HOLOPIS.COM, JAKARTA – Presiden RI Prabowo Subianto menegaskan komitmennya untuk melakukan reformasi besar-besaran di sektor pendidikan. Fokus utama pemerintah mencakup perbaikan infrastruktur sekolah hingga percepatan digitalisasi pembelajaran di seluruh Indonesia.
Dalam sebuah dialog yang tayang Sabtu (21/3/2026), Prabowo mengungkapkan ambisi besar pemerintah untuk merenovasi hingga 300 ribu sekolah dalam lima tahun ke depan. Target ini meningkat tajam dibanding capaian sebelumnya.
“Saya sedang melaksanakan perbaikan fisik sekolah-sekolah. Tahun lalu kita hanya mampu 17 ribu sekolah. Tahun ini 70 ribu sekolah. Tahun depan saya ingin naik 90 ribu sekolah. Lima tahun saya ingin selesaikan 300 ribu sekolah,” ujar Prabowo.

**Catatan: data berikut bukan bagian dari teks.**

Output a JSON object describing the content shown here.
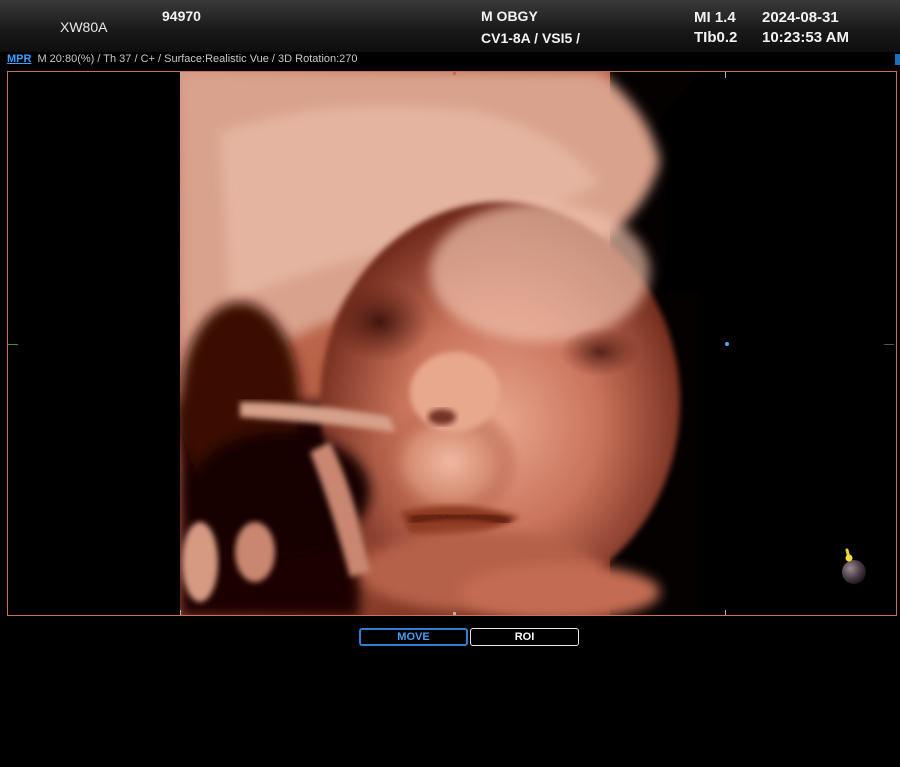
{
  "header": {
    "device_model": "XW80A",
    "patient_id": "94970",
    "preset": "M OBGY",
    "probe": "CV1-8A / VSI5 /",
    "mi": "MI  1.4",
    "tib": "TIb0.2",
    "date": "2024-08-31",
    "time": "10:23:53 AM"
  },
  "info_line": {
    "mode_link": "MPR",
    "parameters": "M 20:80(%) / Th 37 / C+ / Surface:Realistic Vue / 3D Rotation:270"
  },
  "viewport": {
    "render_description_icon": "fetal-face-3d-surface-render",
    "border_color": "#c8735a",
    "orientation_icon": "orientation-ball-icon"
  },
  "mode_buttons": {
    "move_label": "MOVE",
    "roi_label": "ROI",
    "active": "MOVE"
  },
  "colors": {
    "accent_blue": "#3ea0ff",
    "active_button_border": "#2f7fd0",
    "tissue_tone": "#d7907a"
  }
}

Tak hanya fokus pada bangunan fisik, pemerintah juga mendorong transformasi digital di dunia pendidikan. Salah satu langkah konkret adalah distribusi lebih dari 288 ribu papan pintar interaktif ke berbagai sekolah, termasuk di wilayah tertinggal, terdepan, dan terluar (3T).
Perangkat ini dirancang untuk membantu proses belajar menjadi lebih menarik dan efektif. Materi pembelajaran telah disematkan dalam sistem sehingga dapat diakses berulang kali oleh siswa.
“Di tiap interactive ini ada software yang kita isi, hampir semua silabus pelajaran ada di situ. Jadi habis satu kelas pelajaran, kalau guru ingin ulangi, ada,” jelasnya.
Lebih jauh, Prabowo juga menyiapkan sistem pengajaran terpusat untuk mengatasi ketimpangan kualitas guru di berbagai daerah. Melalui konsep ini, guru-guru terbaik akan mengajar secara terpusat dan dapat diakses oleh sekolah yang kekurangan tenaga pengajar.
“Nanti kita punya studio, guru-guru terbaik akan ngajar di sekolah yang tidak ada guru matematika, yang tidak ada guru bahasa Inggris, dia dapat pelajaran. Dan Interactive, kita bisa monitor di kelas,” tambahnya.
Menurut Prabowo, langkah ini merupakan bagian dari strategi besar dalam meningkatkan kualitas sumber daya manusia Indonesia agar mampu bersaing di era global.
“Ini lompatan-lompatan dalam langkah human capital,” tegasnya.
Dengan kombinasi perbaikan infrastruktur dan digitalisasi, pemerintah berharap kualitas pendidikan nasional meningkat signifikan dan berdampak langsung pada pertumbuhan ekonomi Indonesia ke depan.